No Curdistão iraquiano, o governo oficial, representado pelo clã Barzani, apoiou a iniciativa de Öcalan, mas a sua influência sobre o PKK é mínima. A família Barzani sempre teve uma relação conflituosa com o PKK, e as suas palavras têm pouca autoridade no que diz respeito aos seus apoiantes.
Rojava, formalmente, não está afiliada ao PKK, mas a sua principal força política, o Partido da União Democrática (PYD), segue a ideologia de Öcalan.

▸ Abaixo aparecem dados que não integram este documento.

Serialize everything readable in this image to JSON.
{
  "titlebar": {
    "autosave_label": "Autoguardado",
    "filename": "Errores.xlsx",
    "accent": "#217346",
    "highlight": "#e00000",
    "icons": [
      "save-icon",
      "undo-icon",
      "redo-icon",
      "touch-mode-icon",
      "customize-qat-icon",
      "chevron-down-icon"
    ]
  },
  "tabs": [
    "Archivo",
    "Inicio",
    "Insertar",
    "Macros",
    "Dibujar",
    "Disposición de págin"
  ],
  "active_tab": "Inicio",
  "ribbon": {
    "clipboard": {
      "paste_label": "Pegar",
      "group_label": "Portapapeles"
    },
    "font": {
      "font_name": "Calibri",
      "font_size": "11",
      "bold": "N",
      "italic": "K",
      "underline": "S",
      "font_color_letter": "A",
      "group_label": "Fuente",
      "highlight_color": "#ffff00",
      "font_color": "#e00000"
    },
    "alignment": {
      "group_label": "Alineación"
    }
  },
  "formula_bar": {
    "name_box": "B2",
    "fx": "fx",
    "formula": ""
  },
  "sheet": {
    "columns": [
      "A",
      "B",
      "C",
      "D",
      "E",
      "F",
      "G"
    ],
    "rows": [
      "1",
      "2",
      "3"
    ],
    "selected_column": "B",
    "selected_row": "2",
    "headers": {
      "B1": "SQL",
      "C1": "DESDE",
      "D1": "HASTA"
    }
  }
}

O líder do partido, Salih Muslim, afirmou que os curdos sírios estão dispostos a seguir o apelo de Öcalan, mas acrescentou que o desarmamento só será possível caso sejam garantidos os seus direitos políticos.
Desta forma, apesar da importância da declaração de Öcalan, a probabilidade de que esta leve ao fim imediato do conflito continua a ser extremamente baixa. O movimento curdo está demasiado fragmentado e os grupos armados continuam a operar como actores independentes. No entanto, este apelo cria uma janela única de oportunidade para uma solução pacífica que, em circunstâncias favoráveis, poderia conduzir a uma redução gradual das tensões. A grande questão é se as autoridades turcas e os mediadores internacionais serão capazes de aproveitar este momento para alcançar um progresso político real.
A questão curda, a par do conflito mais amplo no Médio Oriente, continua a ser um dos desafios fundamentais de toda a região. Infelizmente, tanto as potências ocidentais como os actores regionais frequentemente exploram os curdos como uma ferramenta política para pressionar a Turquia, o Irão, o Iraque e a Síria. Contudo, é crucial reconhecer que os líderes curdos devem priorizar a integração nos Estados onde residem, em vez de prosseguir com a defesa da criação de um Estado independente. Tal movimento poderia desencadear uma perigosa reacção em cadeia, levando a intermináveis conflitos étnicos sectários em todo o Médio Oriente, desestabilizando ainda mais uma região já fragilizada.
Murad Sadygzade, presidente do Instituto de Estudos do Médio Oriente da Universidade Estatal de Moscovo.